Illustration by Jan Igoe
Back in kindergarten, there was this one teacher who didn’t like me. Actually, she was my only teacher. Ms. Bell favored the pretty girl who wore pink party dresses and matching bows in her dark, shiny hair. The mousy mullet I sported looked like my mother had been trying to set some sort of speed record with a hatchet. Even at 5, I knew that making friends would take special effort to compensate for the catastrophe on my head.
One day Ms. Bell and her pink pet were standing by the door as the class lined up behind her. That’s when inspiration struck. I ran up to the front of the line to open the door for them. Flashing my best semi-toothless grin, I was certain this benevolent gesture would make her like me, mullet and all.
In kindergarten, however, line-cutting is a felony. Ms. Bell’s finger began wagging furiously as her face turned mean and her words got loud. She wouldn’t let me explain. Hurt and defeated, I decided to make her life miserable instead.
The next day, the topic turned to farm animals and the sounds they make.
Ms. Bell: “Janice Anne, tell us which animal says moo.”
Me: “Maybe pigs.”
Ms. Bell: “No. You know cows say moo.”
Me: “Yeah, but I want proof.”
That’s when Ms. Bell and my mom became good friends. As luck would have it, my mother happened to have proof that cows say moo. And if I wasn’t careful, she’d let me have it. It’s always wise to believe someone who is adept with a hatchet.
After writing “Cows moo” about a billion times, I became fascinated by the cud-chewing creatures. Did you know a cow’s stomach can hold up to 50 gallons of food? It’s a virtual bathtub. If you’re wearing aftershave, a cow six miles away can tell you which brand. And that’s just the basic stuff.
If you want to impress someone over cocktails, tell them how painting eyes on a cow’s derriere protects lions from gun violence. (Stay with me.) According to sciencealerts.com, African farmers can’t afford lions poaching their livestock for lunch. Being slow, large and tasty makes cows preferred prey. So someone thought, “Hey, maybe if we just paint some eyeballs on their butts, the lions will get so confused, they’ll go to Chick-fil-A instead. We won’t have to shoot them.”
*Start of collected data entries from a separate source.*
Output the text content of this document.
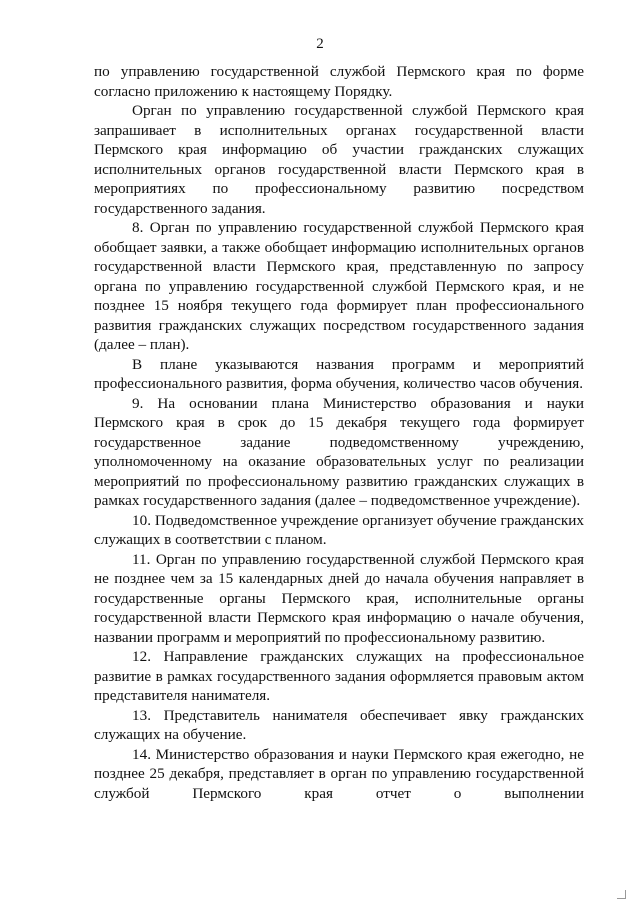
2

по управлению государственной службой Пермского края по форме согласно приложению к настоящему Порядку.

Орган по управлению государственной службой Пермского края запрашивает в исполнительных органах государственной власти Пермского края информацию об участии гражданских служащих исполнительных органов государственной власти Пермского края в мероприятиях по профессиональному развитию посредством государственного задания.

8. Орган по управлению государственной службой Пермского края обобщает заявки, а также обобщает информацию исполнительных органов государственной власти Пермского края, представленную по запросу органа по управлению государственной службой Пермского края, и не позднее 15 ноября текущего года формирует план профессионального развития гражданских служащих посредством государственного задания (далее – план).

В плане указываются названия программ и мероприятий профессионального развития, форма обучения, количество часов обучения.

9. На основании плана Министерство образования и науки Пермского края в срок до 15 декабря текущего года формирует государственное задание подведомственному учреждению, уполномоченному на оказание образовательных услуг по реализации мероприятий по профессиональному развитию гражданских служащих в рамках государственного задания (далее – подведомственное учреждение).

10. Подведомственное учреждение организует обучение гражданских служащих в соответствии с планом.

11. Орган по управлению государственной службой Пермского края не позднее чем за 15 календарных дней до начала обучения направляет в государственные органы Пермского края, исполнительные органы государственной власти Пермского края информацию о начале обучения, названии программ и мероприятий по профессиональному развитию.

12. Направление гражданских служащих на профессиональное развитие в рамках государственного задания оформляется правовым актом представителя нанимателя.

13. Представитель нанимателя обеспечивает явку гражданских служащих на обучение.

14. Министерство образования и науки Пермского края ежегодно, не позднее 25 декабря, представляет в орган по управлению государственной службой Пермского края отчет о выполнении
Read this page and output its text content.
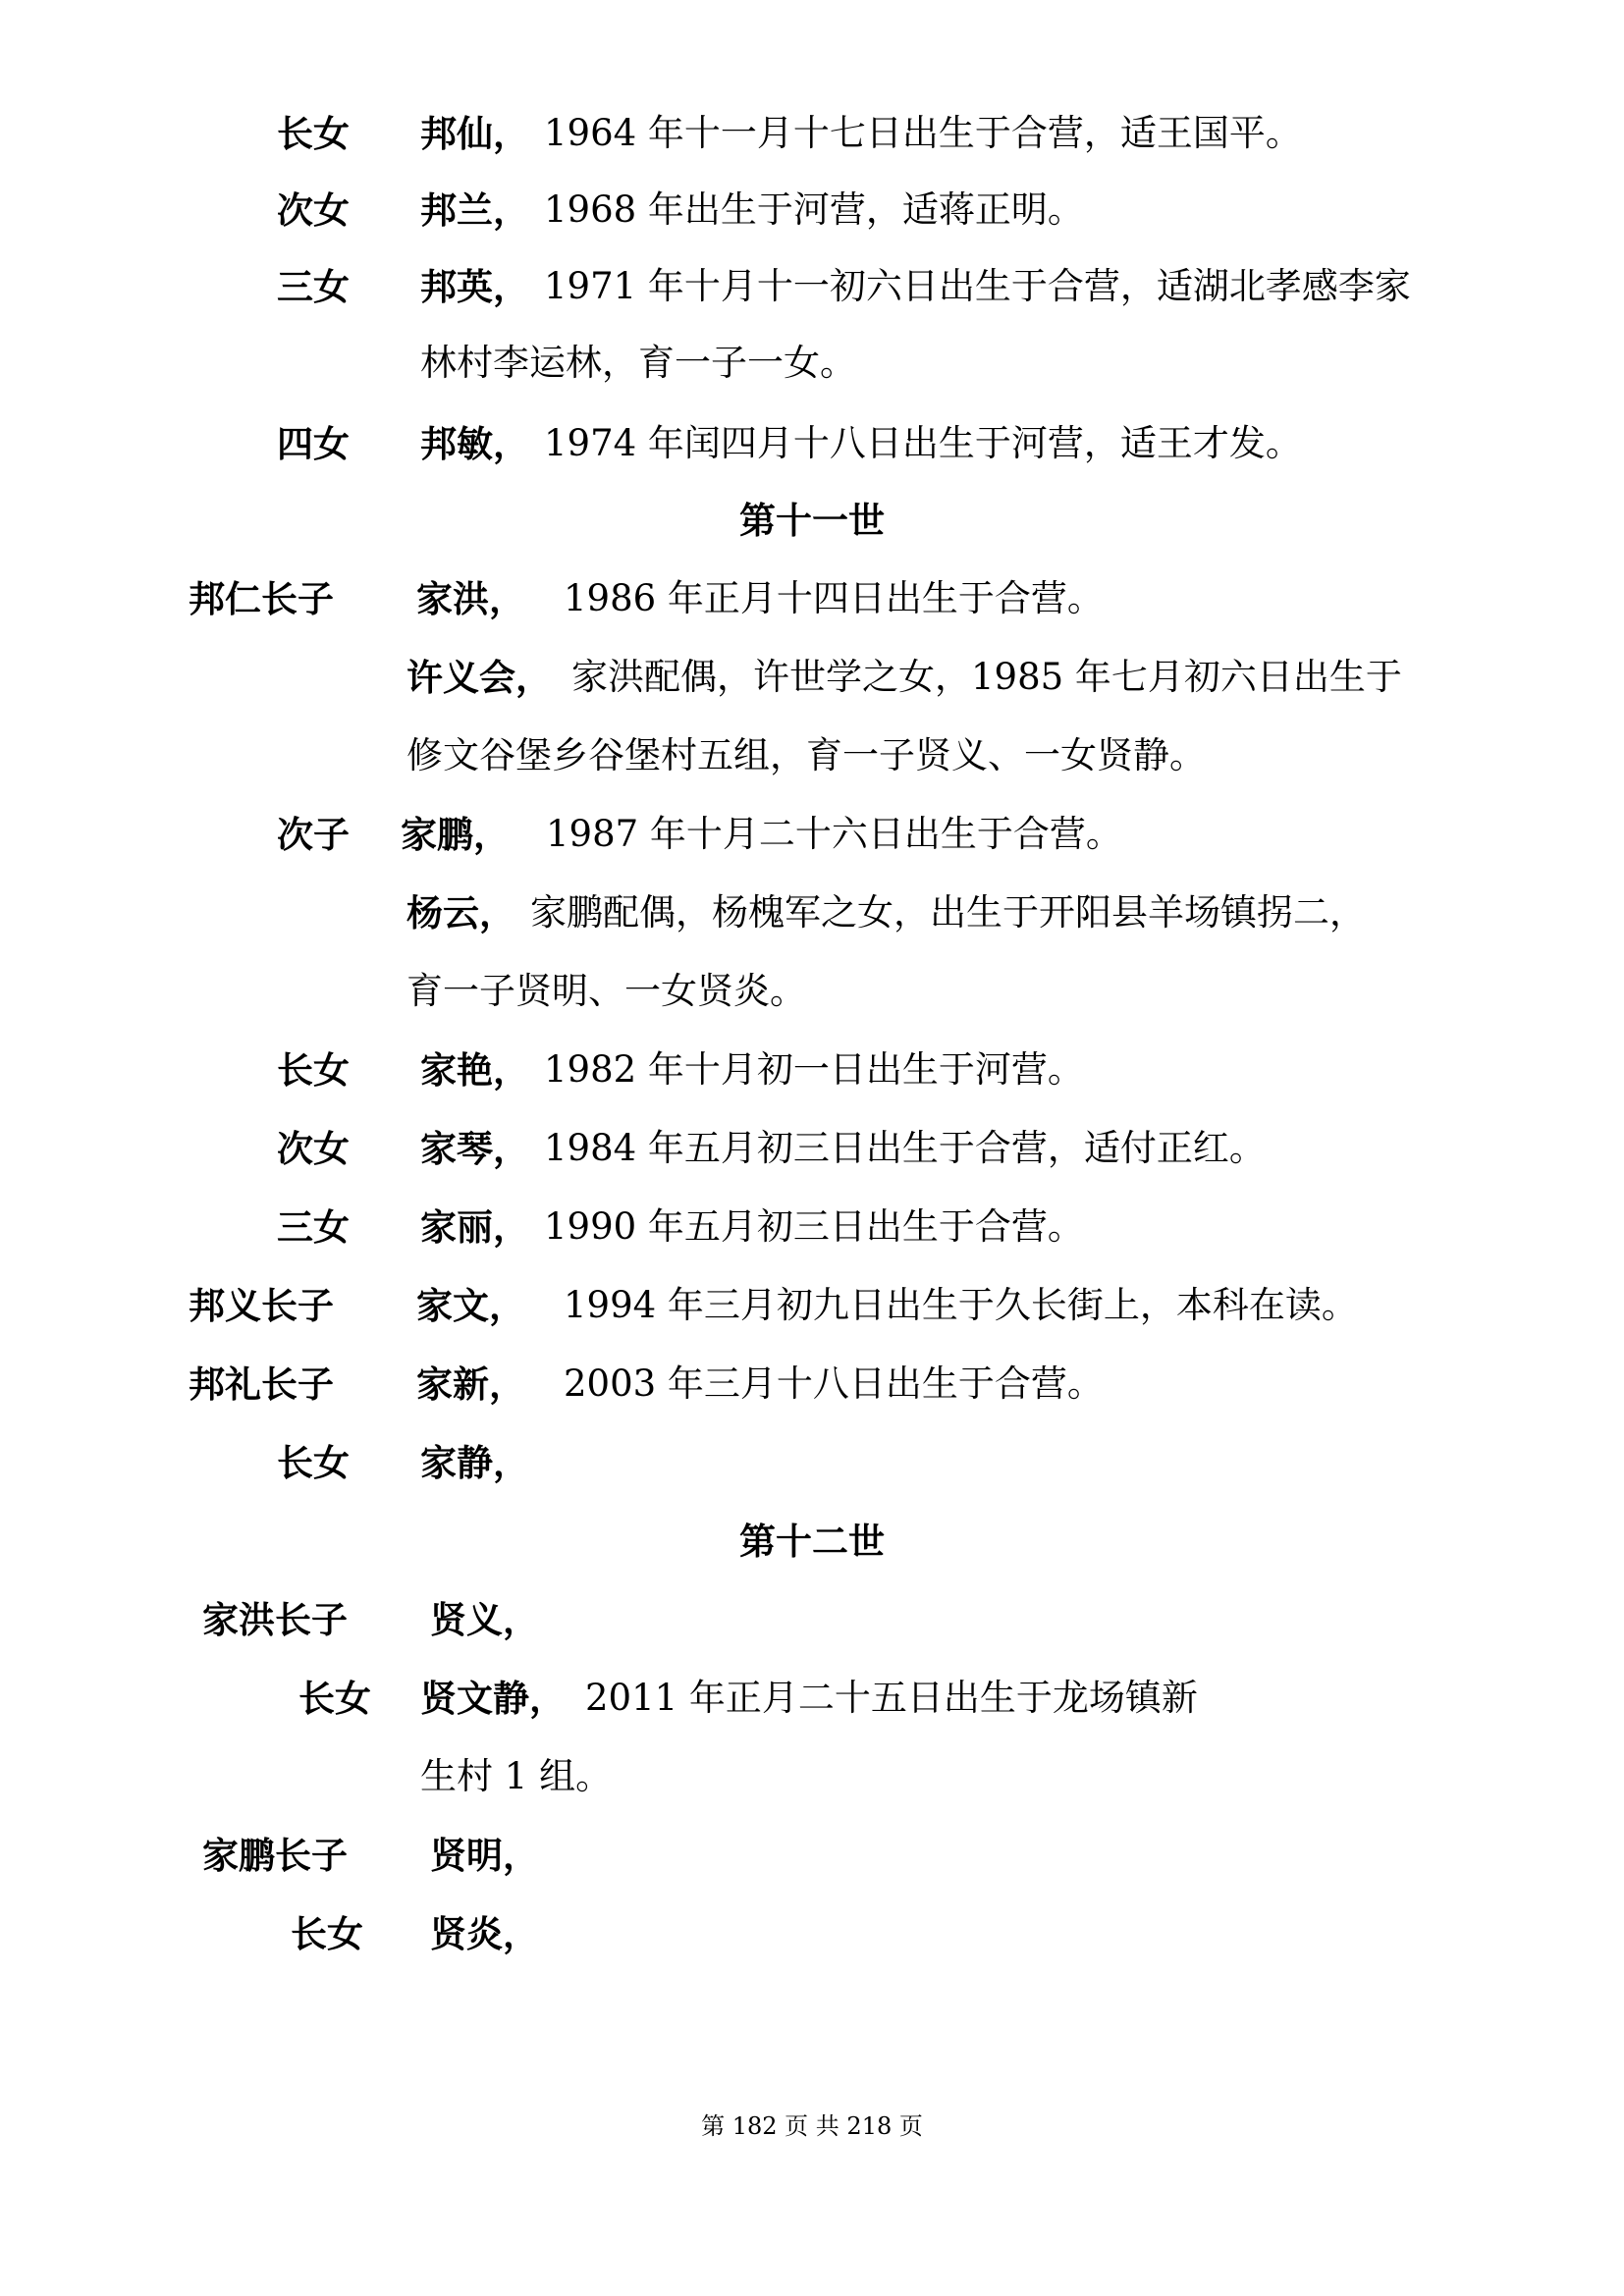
长女 邦仙， 1964 年十一月十七日出生于合营，适王国平。
次女 邦兰， 1968 年出生于河营，适蒋正明。
三女 邦英， 1971 年十月十一初六日出生于合营，适湖北孝感李家
林村李运林，育一子一女。
四女 邦敏， 1974 年闰四月十八日出生于河营，适王才发。
第十一世
邦仁长子 家洪， 1986 年正月十四日出生于合营。
许义会， 家洪配偶，许世学之女，1985 年七月初六日出生于
修文谷堡乡谷堡村五组，育一子贤义、一女贤静。
次子 家鹏， 1987 年十月二十六日出生于合营。
杨云， 家鹏配偶，杨槐军之女，出生于开阳县羊场镇拐二，
育一子贤明、一女贤炎。
长女 家艳， 1982 年十月初一日出生于河营。
次女 家琴， 1984 年五月初三日出生于合营，适付正红。
三女 家丽， 1990 年五月初三日出生于合营。
邦义长子 家文， 1994 年三月初九日出生于久长街上，本科在读。
邦礼长子 家新， 2003 年三月十八日出生于合营。
长女 家静，
第十二世
家洪长子 贤义，
长女 贤文静， 2011 年正月二十五日出生于龙场镇新
生村 1 组。
家鹏长子 贤明，
长女 贤炎，
第 182 页 共 218 页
Nature is all about using camouflage to bewilder predators. The lions weren’t expecting front and rear eyeballs, much less a swishing tail where the nose should be. Unsure if these mysterious creatures are edible, they opt for fast food instead. Maybe antelope.
That’s not the only job opportunity for cow painters. Studies found that flies hesitate to bite cows painted like zebras. According to theguardian.com, the stripes “confuse a fly’s motion detection.” They come in like Maverick buzzing the tower in Top Gun and forget to brake before landing, which can’t bode well for the fly. But the cow is happy.
And farmers want happy cows because they yield more milk. Right now, Russian famers are testing virtual reality goggles so their cows can visualize a sunny day in the field with no lions or flies. Anything to bolster the herd’s emotional mood.
Whenever I read about cows, I think of Ms. Bell telling me they moo. Wherever she is, I hope flies are biting and lions are hiding nearby. I’ll open the door for them.